Die Ausstellung
Eine Ausstellung mit einem Zentrum in der Herklotzgasse 21 wurde im Herbst 2008 eröffnet. Sie war von Führungen, Abendveranstaltungen und einer Wissenschaftlichen Tagung zum Jüdischen Vereinswesen in Wien begleitet. Seit Frühling 2008 ist in den Räumen Bürobetrieb wieder an der Tagesordnung.
Die Tagung
Die Tagung wurde dem Forschungs- und Ausstellungsprojekt „Herklotzgasse 21” gemeinsam mit dem Wiener Wiesenthal Institut für Holocaust-Studien und den Wiener Vorlesungen im Rahmen der Ausstellung veranstaltet.
Der Gedenkort
Planung und Ausschreibung für eine dauerhaften Gedenkort an der Stelle des zerstörten Turnertempels wurde gemeinsam mit dem Kuratorium für Kunst im öffentlichen Raum (KÖR), der Gebietsbetreuung XV und der Bezirksvertretung vorbereitet. Im November 2012 konnte der Gedenkort feierlich eröffnet werden.
Das Buch
Zur Ausstellung wurden im Buch “Das Dreieck meiner Kindheit” – eine jüdische Vorstadtgemeinde in Wien” die Ergebnisse der historischen Forschungen gemeinsam mit Darstellungen der projektspezifischen Erinnerungsarbeit publizieren. Es wurde im Mandelbaum Verlag als Printausgabe verlegt, ist derzeit aber nur als Download verfügbar.
Audioguides
In Zusammenarbeit mit Radio ORANGE 94.0 und in Kooperation mit der Bezirksvorstehung XV entstand ein Audioguide, der die Geschichte der jüdischen Gemeinde nachhaltig erfahrbar macht.

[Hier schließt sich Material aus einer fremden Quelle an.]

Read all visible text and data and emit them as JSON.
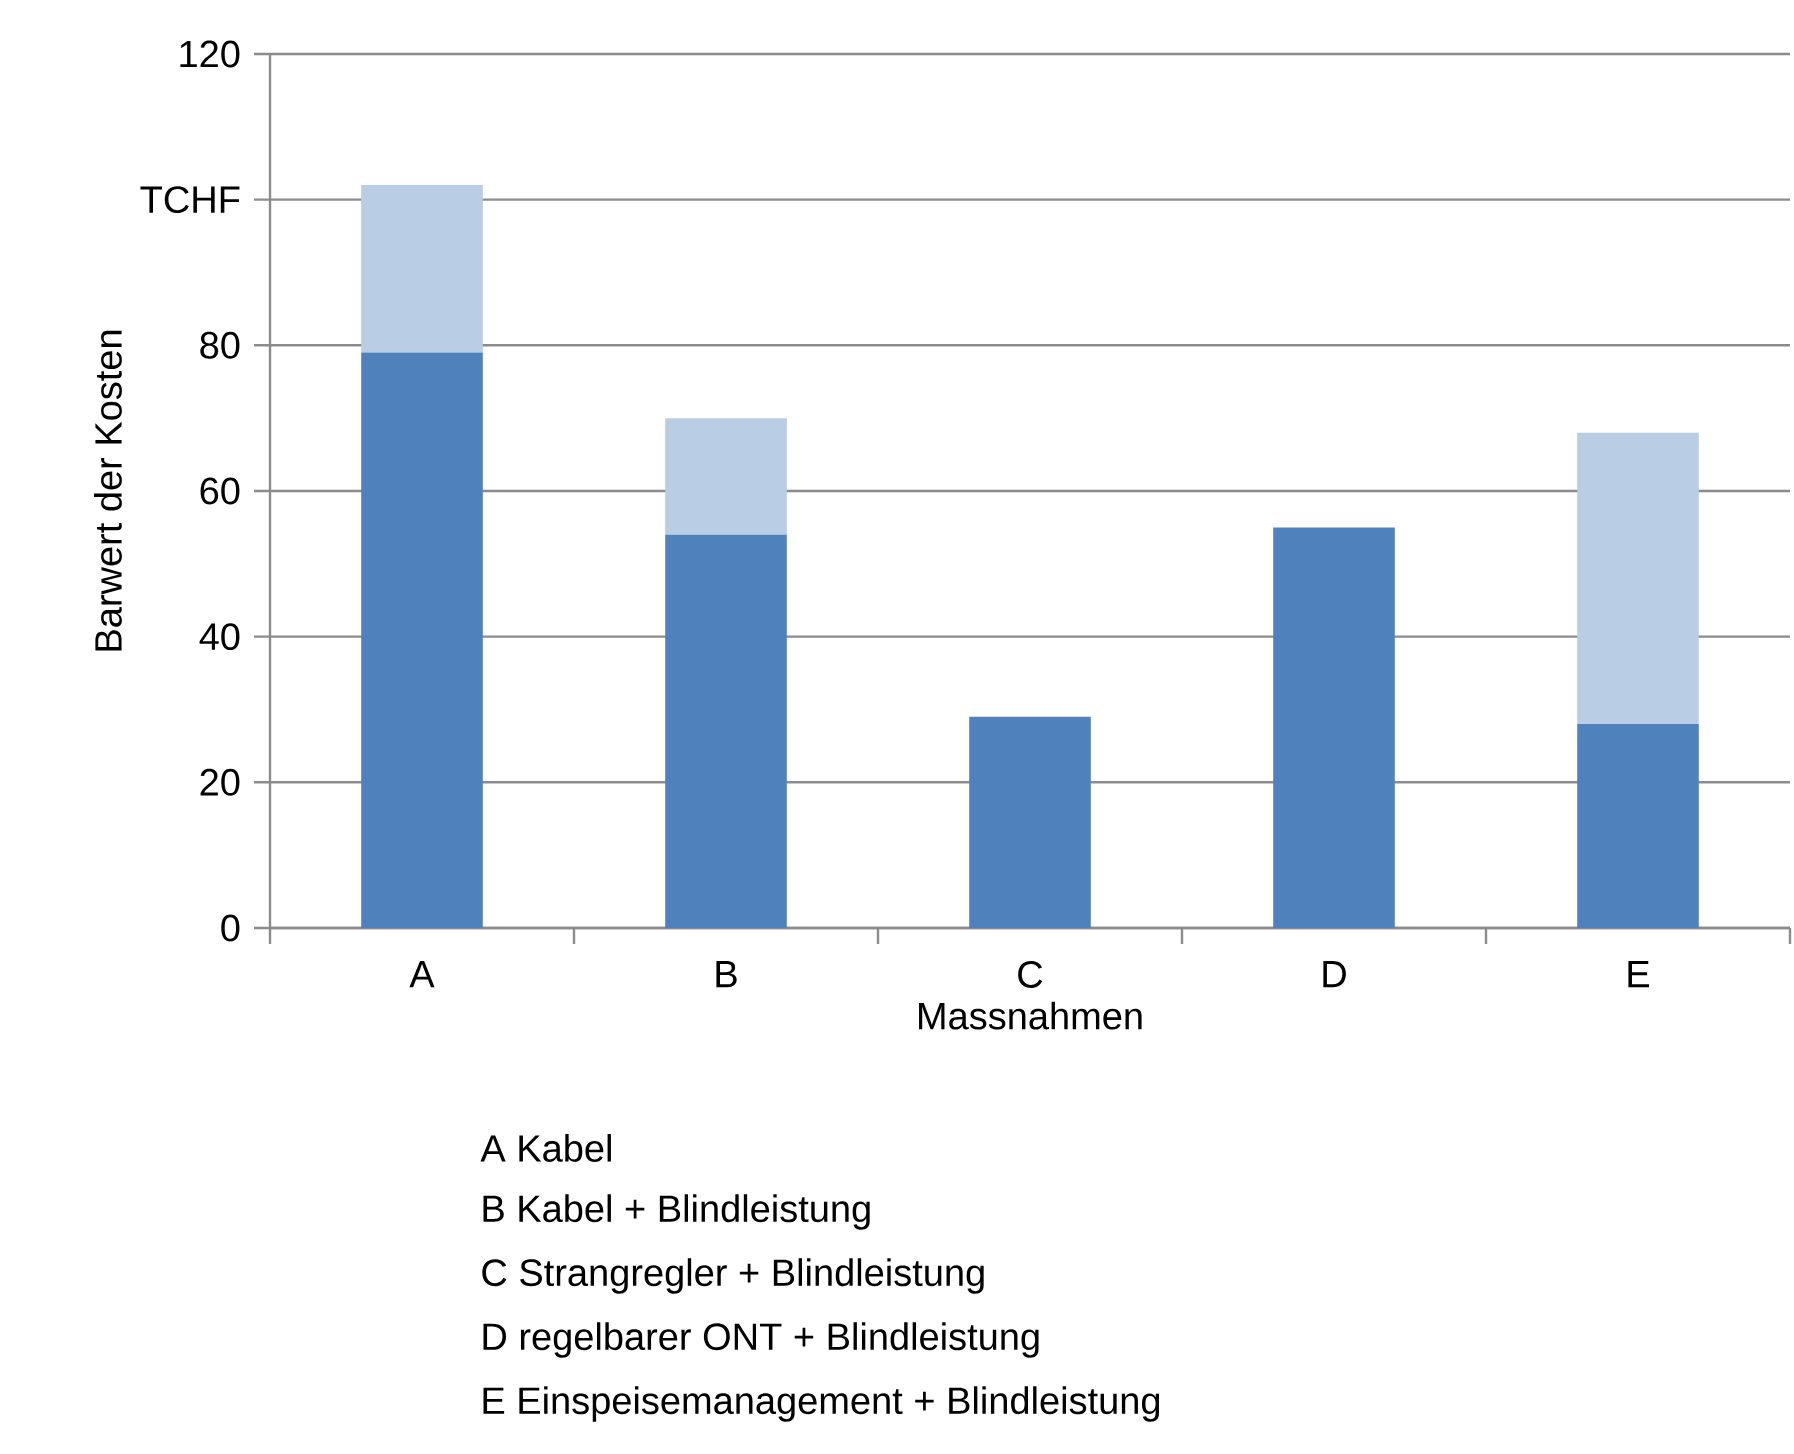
{
  "chart_data": {
    "type": "bar",
    "stacked": true,
    "xlabel": "Massnahmen",
    "ylabel": "Barwert der Kosten",
    "categories": [
      "A",
      "B",
      "C",
      "D",
      "E"
    ],
    "series": [
      {
        "color": "#4f81bd",
        "values": [
          79,
          54,
          29,
          55,
          28
        ]
      },
      {
        "color": "#b9cde5",
        "values": [
          23,
          16,
          0,
          0,
          40
        ]
      }
    ],
    "ylim": [
      0,
      120
    ],
    "yticks": [
      0,
      20,
      40,
      60,
      80,
      {
        "value": 100,
        "label": "TCHF"
      },
      120
    ],
    "grid": "y",
    "annotations": [
      "A  Kabel",
      "B  Kabel + Blindleistung",
      "C  Strangregler + Blindleistung",
      "D  regelbarer ONT + Blindleistung",
      "E  Einspeisemanagement + Blindleistung"
    ]
  }
}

Performances und Workshops
Gemeinsam mit Künstler:innen aus Israel wird eine kreative Annäherung zur Aufarbeitung transgenerationaler Traumata umgesetzt. 2023 Broken Pieces & 2024 More Broken Pieces mit der Glas- und Performance-Künstlerin Alexandra Ben-Abba. Für Ende Mai 2026 ist eine Kooperation mit der Performance-Künstlerin Maayan Moszes in Planung.